Uma eventual decisão do Supremo Tribunal Federal (STF) que declare a inconstitucionalidade do artigo 19 do Marco Civil da Internet pode gerar até 754 mil novas ações judiciais e causar impacto de R$ 777 milhões ao Judiciário nos próximos cinco anos, segundo estudo do think tank Reglab, ligado ao escritório Baptista Luz Advogados.
A Corte retoma o julgamento nesta quarta-feira (4), ao analisar duas ações que tratam da responsabilização de plataformas digitais por conteúdos de terceiros. O artigo 19 atual exige ordem judicial para obrigar a remoção, com exceção de casos como violação de direito autoral e divulgação de fotos íntimas.
Se o STF adotar o modelo de responsabilidade objetiva — no qual as plataformas respondem mesmo sem notificação ou decisão judicial —, haverá aumento expressivo de judicialização, moderação de conteúdo e necessidade de recursos humanos, aponta o relatório. O impacto estimado não inclui custos indiretos, como despesas administrativas, honorários e encargos das empresas.
“Esse cenário pode promover um aumento de custo de até R$ 777 milhões para o sistema de Justiça”, afirma Pedro Ramos, diretor do Reglab. O centro utilizou modelos estatísticos e técnicas de controle sintético para simular o que teria ocorrido sem o Marco Civil, com dados do Conselho Nacional de Justiça e da Justiça Federal.
Os ministros Dias Toffoli, Luiz Fux e Luís Roberto Barroso já votaram pela ampliação da responsabilização das plataformas. Barroso, no entanto, defende a manutenção da ordem judicial apenas nos casos de crimes contra a honra, como calúnia, injúria e difamação.
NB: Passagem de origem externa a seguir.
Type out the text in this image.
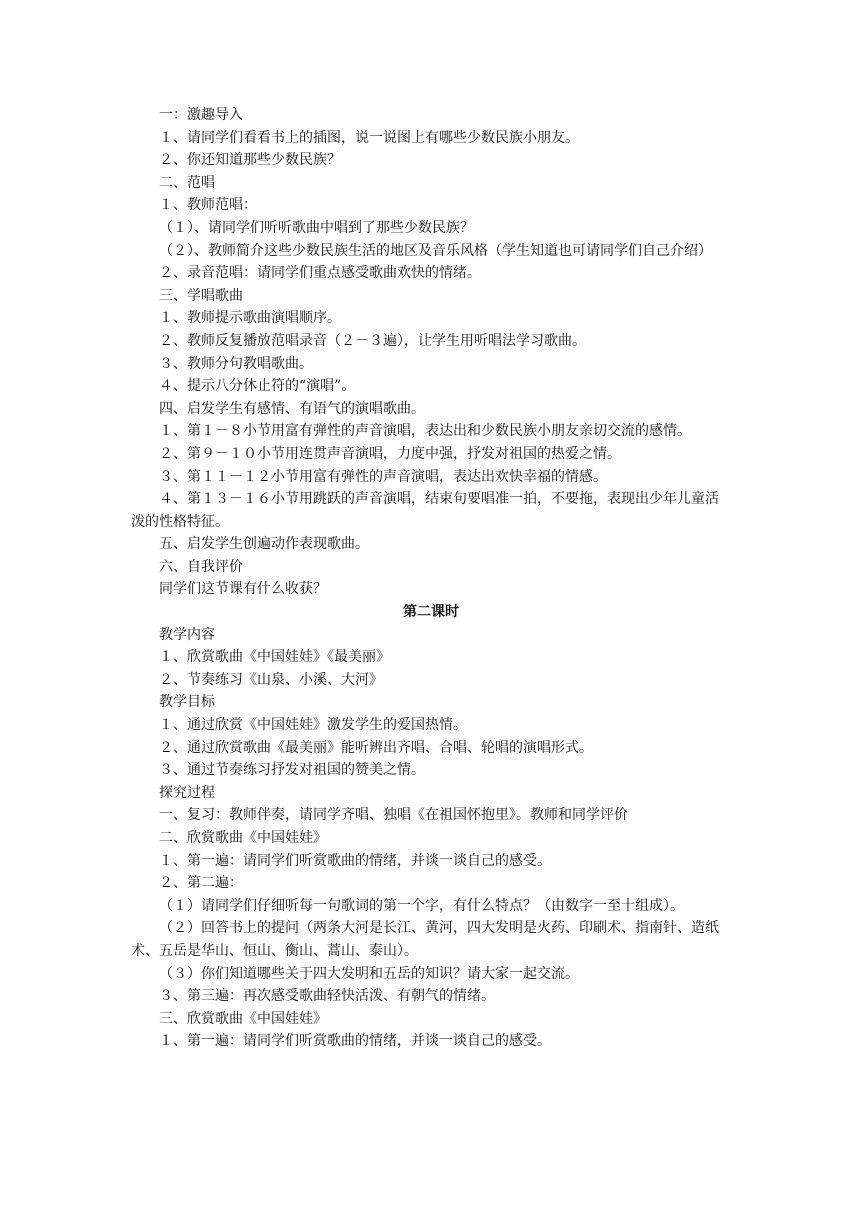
一：激趣导入

１、请同学们看看书上的插图，说一说图上有哪些少数民族小朋友。

２、你还知道那些少数民族？

二、范唱

１、教师范唱：

（１）、请同学们听听歌曲中唱到了那些少数民族？

（２）、教师简介这些少数民族生活的地区及音乐风格（学生知道也可请同学们自己介绍）

２、录音范唱：请同学们重点感受歌曲欢快的情绪。

三、学唱歌曲

１、教师提示歌曲演唱顺序。

２、教师反复播放范唱录音（２－３遍），让学生用听唱法学习歌曲。

３、教师分句教唱歌曲。

４、提示八分休止符的“演唱”。

四、启发学生有感情、有语气的演唱歌曲。

１、第１－８小节用富有弹性的声音演唱，表达出和少数民族小朋友亲切交流的感情。

２、第９－１０小节用连贯声音演唱，力度中强，抒发对祖国的热爱之情。

３、第１１－１２小节用富有弹性的声音演唱，表达出欢快幸福的情感。

４、第１３－１６小节用跳跃的声音演唱，结束句要唱准一拍，不要拖，表现出少年儿童活泼的性格特征。

五、启发学生创遍动作表现歌曲。

六、自我评价

同学们这节课有什么收获？

第二课时

教学内容

１、欣赏歌曲《中国娃娃》《最美丽》

２、节奏练习《山泉、小溪、大河》

教学目标

１、通过欣赏《中国娃娃》激发学生的爱国热情。

２、通过欣赏歌曲《最美丽》能听辨出齐唱、合唱、轮唱的演唱形式。

３、通过节奏练习抒发对祖国的赞美之情。

探究过程

一、复习：教师伴奏，请同学齐唱、独唱《在祖国怀抱里》。教师和同学评价

二、欣赏歌曲《中国娃娃》

１、第一遍：请同学们听赏歌曲的情绪，并谈一谈自己的感受。

２、第二遍：

（１）请同学们仔细听每一句歌词的第一个字，有什么特点？（由数字一至十组成）。

（２）回答书上的提问（两条大河是长江、黄河，四大发明是火药、印刷术、指南针、造纸术、五岳是华山、恒山、衡山、蒿山、泰山）。

（３）你们知道哪些关于四大发明和五岳的知识？请大家一起交流。

３、第三遍：再次感受歌曲轻快活泼、有朝气的情绪。

三、欣赏歌曲《中国娃娃》

１、第一遍：请同学们听赏歌曲的情绪，并谈一谈自己的感受。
O ministro André Mendonça, que pediu vista em dezembro, deve apresentar nesta quarta um voto extenso e divergente, defendendo a regra atual.
Segundo interlocutores da Corte, Mendonça considera que apenas conteúdos ilegais específicos devem ser removidos por ordem judicial e é contra o bloqueio de perfis inteiros, medida já usada pelo ministro Alexandre de Moraes, alvo recente de críticas nos Estados Unidos por decisões contra redes sociais.
O estudo do Reglab apresenta quatro cenários. No mais grave, com responsabilidade objetiva ampla, estima-se 754 mil ações e gasto de R$ 777 milhões. Com critérios moderadores, como tentativa prévia de resolução extrajudicial, a projeção cai para 584 mil ações e R$ 604 milhões.
Nos dois cenários que mantêm a responsabilidade subjetiva, as estimativas vão de 158 mil ações e R$ 165 milhões a 243 mil processos e R$ 251 milhões, dependendo do ritmo de crescimento e da flexibilização de regras como o dano moral presumido.
“Essas ações envolvem maior complexidade técnica, perícia e tempo de análise, o que sobrecarrega a máquina judiciária”, diz Ramos. Ele lembra que modelos modernos, como o Digital Services Act da União Europeia, mantêm a responsabilidade subjetiva, ao contrário do regime defendido por Toffoli.
Como medidas alternativas, o estudo propõe: limitar o uso do *notice and takedown* a hipóteses objetivas; exigir tentativa de solução extrajudicial antes da ação; proibir o reconhecimento automático de dano moral; e reforçar a transparência das plataformas, com relatórios e protocolos, especialmente em períodos eleitorais.
O julgamento ocorre em paralelo à articulação do governo Lula por uma nova legislação para redes sociais, que pretende ampliar o controle sobre conteúdo online com foco em proteção de menores e combate à desinformação.